The owl is listed as a threatened species throughout its range due to destruction of its habitat. Tension mounts at hearings across the Northwest.

California forest activists stage Redwood Summer, a series of protest actions to draw attention to the imminent logging of the last old-growth redwoods on private land.

1991
Interior Secretary Manual Lujan announces that he will convene the "God Squad" to determine whether the economic costs of protecting the owl are too high.

The American Fisheries Society releases a report declaring that 214 Pacific salmon runs are in decline, due in part to logging and road-building in sensitive watersheds.

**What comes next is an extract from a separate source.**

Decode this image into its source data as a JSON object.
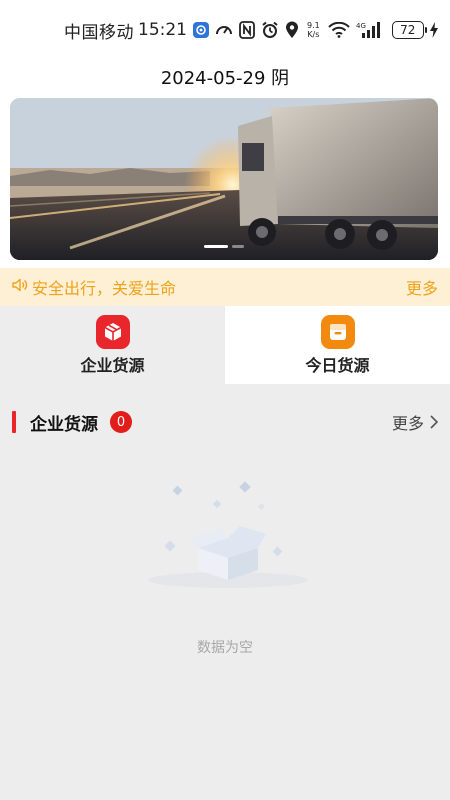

A panel of scientists known as the Gang of Four develops a range of proposals for legislation to protect owls, salmon, and other old-growth species.

1992
The God Squad hearings turn into an expensive debacle. Lujan rejects an owl recovery plan written by his own handpicked team.
Satellite images gathered by NASA show that forest fragmentation is far more severe in the Mount Hood National Forest than in the Brazilian tropical rainforest.

George Bush blows it at the Rio Earth Summit.

Bill Clinton selects Al Gore as his running mate.

The U.S. Fish and Wildlife Service lists the marbled murrelet as a threatened species.

Clinton is elected; he promises to hold a forest summit within the first 100 days of his administration.

1993
Clinton convenes the Northwest Forest Conference and promises to produce a balanced plan for the management of the old-growth forest ecosystem within 60 days.

A team of scientists develops Option 9. The compromise plan reduces logging and increases protection for sensitive watersheds, but also allows about one-third of the remaining old growth to be cut and sanctions salvage logging and thinning even in old-growth reserves.
Forest activists petition for protection of all remaining old growth east of the Cascades.

Jack Ward Thomas becomes chief of the Forest Service. 1994 The Clinton administration launches an ecosystem planning process for forests of the Interior Northwest.

Fires sweep through eastern Washington and Idaho. Pressure builds for a massive salvage logging program to restore "forest health."
Republicans win control of Congress.

1995
Republicans unleash the Contract with America and a broad assault on the nation's environmental laws.
President Clinton first vetoes and then signs a budget bill containing a "salvage rider" that exempts virtually any timber sale on federal land from environmental laws.

Demonstrations protesting the "logging without laws" rider erupt throughout the West.

1996
The Sierra Club membership votes by a 2-to-1 ratio to oppose commercial logging on federal land.
As ancient forests fall, new recruits join the campaign to stop the destruction.